L'air se raréfie tant toute l'assistance retient son souffle face aux propos ignobles de l'intru, qui claquent dans l'air à la manière d'un fouet. Hugo semble désormais prête à lui en mettre une, hors d'elle, pour protéger son amie, qui ne mérite rien de tout ça, et c'est au tour de Théodore de l'arrêter, une main dure contre son épaule. Choquée, comme giflée, les larmes au bord des yeux, Acacia se met à trembler et ça fait rire Quentin un peu plus fort, tant son point faible, sensible, est encore si facile à atteindre, visible. Une véritable cible peinte contre sa poitrine.

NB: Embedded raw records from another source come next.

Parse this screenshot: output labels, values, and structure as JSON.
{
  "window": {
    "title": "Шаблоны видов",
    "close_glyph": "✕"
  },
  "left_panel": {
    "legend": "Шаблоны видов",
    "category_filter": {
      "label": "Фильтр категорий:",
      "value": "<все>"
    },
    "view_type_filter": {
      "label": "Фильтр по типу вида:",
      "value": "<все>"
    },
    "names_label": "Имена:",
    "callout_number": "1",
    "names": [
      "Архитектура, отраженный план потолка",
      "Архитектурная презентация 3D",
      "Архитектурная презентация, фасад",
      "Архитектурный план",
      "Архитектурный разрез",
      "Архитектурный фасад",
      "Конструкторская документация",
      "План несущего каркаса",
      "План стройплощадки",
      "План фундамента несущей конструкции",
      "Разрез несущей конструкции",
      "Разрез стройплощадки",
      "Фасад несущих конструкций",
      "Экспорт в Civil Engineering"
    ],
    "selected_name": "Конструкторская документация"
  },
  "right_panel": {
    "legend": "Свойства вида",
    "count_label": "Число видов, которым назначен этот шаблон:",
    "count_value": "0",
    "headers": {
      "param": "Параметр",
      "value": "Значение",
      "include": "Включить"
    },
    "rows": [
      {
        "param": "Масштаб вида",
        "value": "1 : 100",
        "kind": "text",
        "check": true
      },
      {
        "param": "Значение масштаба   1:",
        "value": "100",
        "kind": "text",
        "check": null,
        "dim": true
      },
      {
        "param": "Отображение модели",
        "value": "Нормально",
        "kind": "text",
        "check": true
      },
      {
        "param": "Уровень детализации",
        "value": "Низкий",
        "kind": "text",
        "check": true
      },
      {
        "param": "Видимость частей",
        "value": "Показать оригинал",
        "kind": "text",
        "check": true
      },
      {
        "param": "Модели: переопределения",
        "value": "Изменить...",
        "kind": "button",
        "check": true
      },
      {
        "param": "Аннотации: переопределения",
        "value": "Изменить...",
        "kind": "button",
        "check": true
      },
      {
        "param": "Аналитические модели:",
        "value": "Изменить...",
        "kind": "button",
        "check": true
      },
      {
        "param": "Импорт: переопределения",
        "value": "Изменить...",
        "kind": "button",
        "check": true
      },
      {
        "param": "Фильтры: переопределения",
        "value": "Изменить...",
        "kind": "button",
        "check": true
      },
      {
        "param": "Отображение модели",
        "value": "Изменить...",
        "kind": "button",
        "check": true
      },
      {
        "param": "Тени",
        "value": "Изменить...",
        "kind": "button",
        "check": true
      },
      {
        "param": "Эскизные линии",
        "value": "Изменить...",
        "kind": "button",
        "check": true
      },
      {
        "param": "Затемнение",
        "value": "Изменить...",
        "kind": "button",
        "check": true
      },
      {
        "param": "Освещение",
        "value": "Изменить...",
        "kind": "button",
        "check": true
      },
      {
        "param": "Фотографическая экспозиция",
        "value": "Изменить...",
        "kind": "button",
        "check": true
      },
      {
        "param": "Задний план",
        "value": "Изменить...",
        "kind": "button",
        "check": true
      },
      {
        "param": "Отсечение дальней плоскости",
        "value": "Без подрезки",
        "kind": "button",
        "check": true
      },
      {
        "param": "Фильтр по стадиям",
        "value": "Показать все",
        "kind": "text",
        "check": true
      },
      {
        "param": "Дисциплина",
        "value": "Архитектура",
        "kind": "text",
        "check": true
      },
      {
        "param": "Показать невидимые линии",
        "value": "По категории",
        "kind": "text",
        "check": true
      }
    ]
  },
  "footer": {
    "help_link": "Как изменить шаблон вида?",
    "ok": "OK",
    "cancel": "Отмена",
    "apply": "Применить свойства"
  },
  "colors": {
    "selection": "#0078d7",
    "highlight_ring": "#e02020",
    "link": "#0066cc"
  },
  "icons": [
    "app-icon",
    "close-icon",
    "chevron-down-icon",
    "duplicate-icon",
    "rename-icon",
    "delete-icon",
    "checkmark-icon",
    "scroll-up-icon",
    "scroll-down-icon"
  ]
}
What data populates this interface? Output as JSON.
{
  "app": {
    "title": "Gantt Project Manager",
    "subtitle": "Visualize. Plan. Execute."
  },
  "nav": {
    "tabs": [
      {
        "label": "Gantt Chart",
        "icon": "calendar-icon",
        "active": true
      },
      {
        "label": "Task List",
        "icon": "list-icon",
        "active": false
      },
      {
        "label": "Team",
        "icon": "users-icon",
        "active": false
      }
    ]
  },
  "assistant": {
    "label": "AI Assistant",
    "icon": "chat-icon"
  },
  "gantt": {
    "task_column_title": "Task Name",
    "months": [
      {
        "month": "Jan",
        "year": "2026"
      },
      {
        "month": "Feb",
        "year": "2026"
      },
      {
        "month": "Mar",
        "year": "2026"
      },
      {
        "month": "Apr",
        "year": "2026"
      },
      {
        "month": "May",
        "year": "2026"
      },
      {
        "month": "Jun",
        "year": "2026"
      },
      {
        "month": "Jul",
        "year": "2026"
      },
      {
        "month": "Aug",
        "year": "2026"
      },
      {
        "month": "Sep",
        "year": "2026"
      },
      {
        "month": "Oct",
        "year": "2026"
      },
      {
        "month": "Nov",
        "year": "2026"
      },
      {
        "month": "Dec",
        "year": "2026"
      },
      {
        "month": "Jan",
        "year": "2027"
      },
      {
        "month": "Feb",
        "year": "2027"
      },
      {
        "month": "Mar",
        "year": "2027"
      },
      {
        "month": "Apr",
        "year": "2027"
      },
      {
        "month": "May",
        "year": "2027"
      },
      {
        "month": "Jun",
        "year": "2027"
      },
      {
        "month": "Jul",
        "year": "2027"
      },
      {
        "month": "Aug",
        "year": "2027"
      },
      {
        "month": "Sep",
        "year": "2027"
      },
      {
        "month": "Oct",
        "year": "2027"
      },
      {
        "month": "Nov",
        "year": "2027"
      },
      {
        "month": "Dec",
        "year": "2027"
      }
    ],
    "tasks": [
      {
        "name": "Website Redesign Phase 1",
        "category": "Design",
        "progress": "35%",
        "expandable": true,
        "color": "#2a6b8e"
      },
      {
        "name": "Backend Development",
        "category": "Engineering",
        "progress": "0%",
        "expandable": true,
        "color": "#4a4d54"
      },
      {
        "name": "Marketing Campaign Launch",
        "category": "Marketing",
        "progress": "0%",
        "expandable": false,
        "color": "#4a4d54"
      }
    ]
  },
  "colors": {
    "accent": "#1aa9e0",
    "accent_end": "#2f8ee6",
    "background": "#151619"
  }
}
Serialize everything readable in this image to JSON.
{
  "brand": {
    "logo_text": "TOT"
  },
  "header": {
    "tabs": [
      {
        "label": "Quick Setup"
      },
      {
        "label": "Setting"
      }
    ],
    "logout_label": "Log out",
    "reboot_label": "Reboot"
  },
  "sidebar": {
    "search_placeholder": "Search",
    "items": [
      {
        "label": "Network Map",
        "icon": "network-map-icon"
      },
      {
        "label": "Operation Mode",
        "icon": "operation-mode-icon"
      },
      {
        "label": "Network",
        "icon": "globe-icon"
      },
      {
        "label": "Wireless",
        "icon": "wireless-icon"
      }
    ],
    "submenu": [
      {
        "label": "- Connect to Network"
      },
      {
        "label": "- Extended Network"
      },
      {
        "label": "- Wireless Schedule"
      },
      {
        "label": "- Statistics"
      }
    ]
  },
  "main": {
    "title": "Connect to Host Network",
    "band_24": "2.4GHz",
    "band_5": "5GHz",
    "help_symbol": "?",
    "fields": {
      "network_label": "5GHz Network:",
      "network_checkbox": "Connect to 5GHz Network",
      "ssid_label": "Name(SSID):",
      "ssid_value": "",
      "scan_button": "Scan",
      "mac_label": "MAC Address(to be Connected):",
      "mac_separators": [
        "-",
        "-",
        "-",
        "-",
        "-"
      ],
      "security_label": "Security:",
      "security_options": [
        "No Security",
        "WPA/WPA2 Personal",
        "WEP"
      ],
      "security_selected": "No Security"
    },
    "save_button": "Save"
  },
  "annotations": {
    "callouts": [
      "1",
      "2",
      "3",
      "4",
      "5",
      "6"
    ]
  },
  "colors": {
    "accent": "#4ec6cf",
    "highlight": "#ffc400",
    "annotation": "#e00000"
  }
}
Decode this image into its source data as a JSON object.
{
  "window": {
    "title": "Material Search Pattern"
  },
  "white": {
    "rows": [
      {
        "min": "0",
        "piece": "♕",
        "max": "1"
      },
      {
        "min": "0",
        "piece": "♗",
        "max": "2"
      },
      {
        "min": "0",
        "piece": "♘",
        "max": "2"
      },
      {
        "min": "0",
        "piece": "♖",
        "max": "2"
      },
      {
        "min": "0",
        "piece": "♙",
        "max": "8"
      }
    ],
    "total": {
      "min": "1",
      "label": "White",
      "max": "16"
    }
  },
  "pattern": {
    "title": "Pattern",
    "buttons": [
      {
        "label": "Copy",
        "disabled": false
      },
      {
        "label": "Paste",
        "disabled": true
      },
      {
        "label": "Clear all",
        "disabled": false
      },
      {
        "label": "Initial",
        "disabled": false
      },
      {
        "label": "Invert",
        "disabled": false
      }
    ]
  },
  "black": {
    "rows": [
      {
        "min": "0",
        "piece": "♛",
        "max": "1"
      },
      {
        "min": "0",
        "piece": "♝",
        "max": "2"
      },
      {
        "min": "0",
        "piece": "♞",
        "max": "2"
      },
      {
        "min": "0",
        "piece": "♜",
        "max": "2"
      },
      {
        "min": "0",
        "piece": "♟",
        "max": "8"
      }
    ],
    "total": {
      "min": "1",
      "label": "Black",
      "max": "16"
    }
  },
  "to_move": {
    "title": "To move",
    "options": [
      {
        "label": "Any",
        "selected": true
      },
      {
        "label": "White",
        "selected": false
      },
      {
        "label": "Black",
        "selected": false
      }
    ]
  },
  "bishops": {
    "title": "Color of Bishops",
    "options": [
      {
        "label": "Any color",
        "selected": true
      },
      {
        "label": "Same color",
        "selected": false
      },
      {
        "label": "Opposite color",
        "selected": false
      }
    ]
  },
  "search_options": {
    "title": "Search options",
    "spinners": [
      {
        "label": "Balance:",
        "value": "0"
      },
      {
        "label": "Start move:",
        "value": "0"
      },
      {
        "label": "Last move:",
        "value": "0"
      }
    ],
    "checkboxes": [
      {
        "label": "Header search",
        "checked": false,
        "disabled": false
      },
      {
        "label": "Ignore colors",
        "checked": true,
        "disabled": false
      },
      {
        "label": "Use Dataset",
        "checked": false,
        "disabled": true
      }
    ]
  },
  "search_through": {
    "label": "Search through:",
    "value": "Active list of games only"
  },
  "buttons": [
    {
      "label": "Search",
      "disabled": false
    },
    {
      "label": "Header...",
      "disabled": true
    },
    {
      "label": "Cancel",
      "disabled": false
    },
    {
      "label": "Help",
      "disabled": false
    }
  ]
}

─ Le plus drôle, c'est que t'accueilles quelqu'un qui en sait bien plus qu'il ne le dit, n'est-ce pas Théo ?

─ Casse-toi.

Théodore lui crache au visage, menaçant. Mais Quentin a gagné, parce qu'il sème le trouble. Acacia et Hugo, d'un même mouvement, froncent les sourcils. La première ne lâche pas Quentin des yeux, la seconde questionne silencieusement son mari d'un regard.

─ Ton bel Adrien, ce soir-là, il a reçu un appel, sur la route, hein Théo.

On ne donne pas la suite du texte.